Danse à la maison
Dimanche,
10 heures du matin. Les vidéos de promotion de l'école cèdent la place à un
studio. A la barre face caméra, une jeune femme brune nous souhaite la venue
pour ce nouveau cours et montre le premier exercice. Elle
compte avec un fort accent italien, en roulant les r, pré-pliés pour se mettre
en jambes et tirer un peu le dos, facile. One, two, thrrrre, fourrrr, le piano
égrène un adage, le corps se réveille doucement, ça tire un peu dans la colonne
vertébrale, ça fait du bien. Aux pliés maintenant : deux demi-pliés en
première, un grand, ramassé en avant, sentir ses ischio-jambiers, je rajoute un
équilibre sur demi-pointes pour corser l'exercice, ça tient. Dégagés, je
dédouble les comptes pour travailler un peu plus, je suis trop sûre de moi et
me trompe à gauche. Ronds de jambe à terre, j'essaie de reproduire ce mouvement
de l'Italienne avec le haut du corps tout en retenant le port de bras
inhabituel, ça coince un peu. Je pars de côté, la chaise que je cramponnais
glisse sur le sol. M'acheter une barre. Le chat patiente stoïquement devant la
porte-fenêtre, je zappe les explications de détail de l'exercice des fondus pour
lui ouvrir, je rattraperai. En seconde position, retiré au genou, développé,
deux ronds de jambe en dehors, ma tendinite à la hanche gauche se rappelle à
mon bon souvenir. Finir équilibre attitude et développé, la cheville tremblote,
gainer les abdos, se grandir, je tiens quelques secondes et termine à peu près
proprement.
Je commence à avoir chaud et retire mon pull. Petits battements sur le coup de pied, je dédouble encore, rate un relevé à la fin. Le chat gratte pour rentrer. Je lui ouvre et manque la démonstration de l'adage, heureusement l'exercice est lent. Développé arabesque, mon pied heurte la table du salon, je me décale de cinquante centimètres, pas plus car après c'est le canapé. Grands battements, je range la chaise trop légère pour me tenir au mur. Du mal à développer la jambe gauche à la seconde, ça fait un point douloureux quand elle redescend. L'Italienne nous souhaite une bonne journée, le chat s'est assis sur le pouf et me regarde l'air souverain en cliquant des yeux, indifférent aux assouplissements que je fais sans musique.

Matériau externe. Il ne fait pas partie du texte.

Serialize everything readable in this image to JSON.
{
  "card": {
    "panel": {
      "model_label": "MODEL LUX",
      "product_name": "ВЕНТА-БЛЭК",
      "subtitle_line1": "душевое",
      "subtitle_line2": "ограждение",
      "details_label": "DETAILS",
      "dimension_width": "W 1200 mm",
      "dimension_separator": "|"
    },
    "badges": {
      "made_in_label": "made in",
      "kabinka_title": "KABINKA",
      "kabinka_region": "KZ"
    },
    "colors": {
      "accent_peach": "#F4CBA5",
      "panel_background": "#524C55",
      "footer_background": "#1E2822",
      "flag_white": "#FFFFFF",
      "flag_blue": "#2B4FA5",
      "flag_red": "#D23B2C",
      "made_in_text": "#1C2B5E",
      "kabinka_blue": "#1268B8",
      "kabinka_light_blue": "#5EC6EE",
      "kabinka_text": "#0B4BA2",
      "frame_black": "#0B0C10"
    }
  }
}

Mais j'ai encore envie de bouger. La marche des Turcs de Lully pour des dégagés que je veux somptueux avec des ports de tête opposés et des grands bras. Je fais appel à ce que je connais de la danse baroque, mes pieds s'agitent, coupent, relèvent, secs, précis, il faudrait y mettre des brisés et des entrechats mais je crains de déranger le voisin du dessous en sautant. Quelques déboulés, j'essaie une pirouette mais le parquet trop glissant manque de me faire chuter, je manque soudain d'inspiration et de souffle et m'arrête pour respirer tandis que les cuivres résonnent dans le crescendo final. Le chat s'est roulé en boule. Vivement la réouverture des salles de danse.